Por: Rui Miguel Trindade dos Santos
O narcisismo é um conceito que transcende as fronteiras da psicologia, adentrando também as discussões da filosofia, tanto moderna quanto antiga. Na mitologia grega, a lenda de Narciso é emblemática: um jovem tão obcecado por sua própria beleza que se torna incapaz de amar outra pessoa e acaba se perdendo em sua imagem refletida na água. Esse mito ilustra o perigo do amor-próprio excessivo e da falta de empatia, temas que ressoam nas reflexões filosóficas ao longo dos séculos.
Na filosofia antiga, Platão, em sua obra "O Banquete", discute o amor (eros) e suas diversas formas. Para Platão, a verdadeira beleza transcende a aparência física e deve ser buscada na sabedoria e na virtude. O narcisismo, por outro lado, está enraizado numa apreciação superficial das qualidades, o que limita o indivíduo a um estado de estagnação, pois a busca por um amor mais elevado é desviada em direção à auto-obsessão.

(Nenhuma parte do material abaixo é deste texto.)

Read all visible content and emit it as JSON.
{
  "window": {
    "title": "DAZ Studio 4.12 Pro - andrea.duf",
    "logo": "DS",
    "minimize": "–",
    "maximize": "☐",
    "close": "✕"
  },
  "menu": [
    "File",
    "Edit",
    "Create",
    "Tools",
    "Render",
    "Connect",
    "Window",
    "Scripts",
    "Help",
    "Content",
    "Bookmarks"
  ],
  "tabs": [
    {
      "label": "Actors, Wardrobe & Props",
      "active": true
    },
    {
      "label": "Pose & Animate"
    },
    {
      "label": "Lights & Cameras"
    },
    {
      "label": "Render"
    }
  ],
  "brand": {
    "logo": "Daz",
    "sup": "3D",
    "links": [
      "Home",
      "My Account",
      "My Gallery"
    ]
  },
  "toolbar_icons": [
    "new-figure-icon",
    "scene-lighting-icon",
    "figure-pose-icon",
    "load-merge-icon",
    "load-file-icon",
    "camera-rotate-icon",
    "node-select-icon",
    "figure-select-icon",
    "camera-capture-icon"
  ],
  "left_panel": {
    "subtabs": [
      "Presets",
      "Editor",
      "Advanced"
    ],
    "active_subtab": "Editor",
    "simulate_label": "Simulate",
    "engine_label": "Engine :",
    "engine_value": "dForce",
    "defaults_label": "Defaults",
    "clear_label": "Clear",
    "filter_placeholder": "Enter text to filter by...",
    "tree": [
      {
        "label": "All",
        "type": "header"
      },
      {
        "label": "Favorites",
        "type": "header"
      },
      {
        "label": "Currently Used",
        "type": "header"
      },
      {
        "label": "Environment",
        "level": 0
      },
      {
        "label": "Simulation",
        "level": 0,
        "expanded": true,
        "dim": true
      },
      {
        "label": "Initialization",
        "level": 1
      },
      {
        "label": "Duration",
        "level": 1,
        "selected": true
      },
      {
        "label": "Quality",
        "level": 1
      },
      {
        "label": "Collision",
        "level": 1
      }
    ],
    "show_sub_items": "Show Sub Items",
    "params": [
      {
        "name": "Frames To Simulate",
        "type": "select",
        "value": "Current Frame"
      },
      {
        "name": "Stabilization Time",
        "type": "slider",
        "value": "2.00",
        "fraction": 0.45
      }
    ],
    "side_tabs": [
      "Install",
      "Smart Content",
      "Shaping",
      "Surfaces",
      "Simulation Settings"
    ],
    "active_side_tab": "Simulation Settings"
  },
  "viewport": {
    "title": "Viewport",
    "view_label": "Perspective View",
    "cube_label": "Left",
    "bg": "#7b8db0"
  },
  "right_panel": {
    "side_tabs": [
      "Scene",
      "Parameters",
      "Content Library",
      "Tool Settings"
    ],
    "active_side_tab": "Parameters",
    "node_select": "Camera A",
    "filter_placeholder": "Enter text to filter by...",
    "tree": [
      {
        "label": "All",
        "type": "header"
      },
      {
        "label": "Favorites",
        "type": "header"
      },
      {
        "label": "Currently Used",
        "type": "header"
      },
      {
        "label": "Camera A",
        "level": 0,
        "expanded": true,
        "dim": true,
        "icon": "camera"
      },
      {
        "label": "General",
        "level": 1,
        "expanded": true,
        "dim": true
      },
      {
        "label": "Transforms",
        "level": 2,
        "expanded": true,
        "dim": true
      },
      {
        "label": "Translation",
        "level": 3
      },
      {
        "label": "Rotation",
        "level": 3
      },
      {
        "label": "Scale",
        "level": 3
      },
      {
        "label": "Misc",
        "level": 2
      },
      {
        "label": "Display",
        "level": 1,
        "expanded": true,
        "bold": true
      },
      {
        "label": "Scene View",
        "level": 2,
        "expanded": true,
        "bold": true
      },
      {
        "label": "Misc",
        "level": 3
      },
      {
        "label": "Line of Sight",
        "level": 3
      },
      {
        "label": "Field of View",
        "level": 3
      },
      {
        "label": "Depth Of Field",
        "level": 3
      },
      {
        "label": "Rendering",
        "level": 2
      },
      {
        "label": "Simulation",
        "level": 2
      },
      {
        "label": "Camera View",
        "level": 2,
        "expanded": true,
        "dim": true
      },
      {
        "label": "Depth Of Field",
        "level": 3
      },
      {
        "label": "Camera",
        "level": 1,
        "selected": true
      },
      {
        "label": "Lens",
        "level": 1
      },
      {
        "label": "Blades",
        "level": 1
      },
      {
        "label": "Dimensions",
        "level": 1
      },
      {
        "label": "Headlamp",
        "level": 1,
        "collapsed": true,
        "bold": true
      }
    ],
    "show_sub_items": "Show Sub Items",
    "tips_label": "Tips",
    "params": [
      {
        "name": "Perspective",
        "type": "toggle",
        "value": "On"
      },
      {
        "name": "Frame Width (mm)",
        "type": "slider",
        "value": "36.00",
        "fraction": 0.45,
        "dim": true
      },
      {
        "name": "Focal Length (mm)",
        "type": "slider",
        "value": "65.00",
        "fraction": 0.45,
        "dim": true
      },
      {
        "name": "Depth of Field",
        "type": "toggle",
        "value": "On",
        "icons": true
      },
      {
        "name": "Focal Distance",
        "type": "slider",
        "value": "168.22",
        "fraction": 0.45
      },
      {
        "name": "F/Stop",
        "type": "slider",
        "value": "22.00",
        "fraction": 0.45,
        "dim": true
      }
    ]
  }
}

Com o advento da filosofia moderna, pensadores como Kant e Nietzsche abordaram o eu de maneiras que podem ser relacionados ao narcisismo. Kant enfatiza a importância da moralidade e do dever, sugerindo que a verdadeira dignidade do ser humano reside na capacidade de agir não por interesse próprio, mas em consideração ao outro. Já Nietzsche, com seu conceito de "vontade de poder", apresentou uma visão mais complexa do eu, onde a autoafirmação pode ser vista como uma forma de superar a mediocridade, mas que, se levada ao extremo, pode cair no narcisismo.
Nos dias atuais, o narcisismo é frequentemente analisado através da lente da cultura contemporânea e das redes sociais, onde a autoexibição e a validação externa se tornaram fundamentais para a construção da identidade. A filosofia modernista, que enfatiza a subjetividade do indivíduo, pode ser um fator que contribui para essa tendência, levando a uma reflexão sobre o equilíbrio entre a autoafirmação e a consideração pelo outro.
Em suma, o narcisismo, abordado tanto na filosofia antiga quanto na moderna, questiona as relações do indivíduo consigo mesmo e com o mundo. Ele nos desafia a refletir sobre os limites do amor-próprio e a importância do altruísmo e da verdadeira conexão humana. A constante busca pelo conhecimento e pela auto-reflexão pode ser a chave para evitar os perigos do narcisismo, promovendo um entendimento mais profundo da beleza que reside na diversidade das experiências humanas.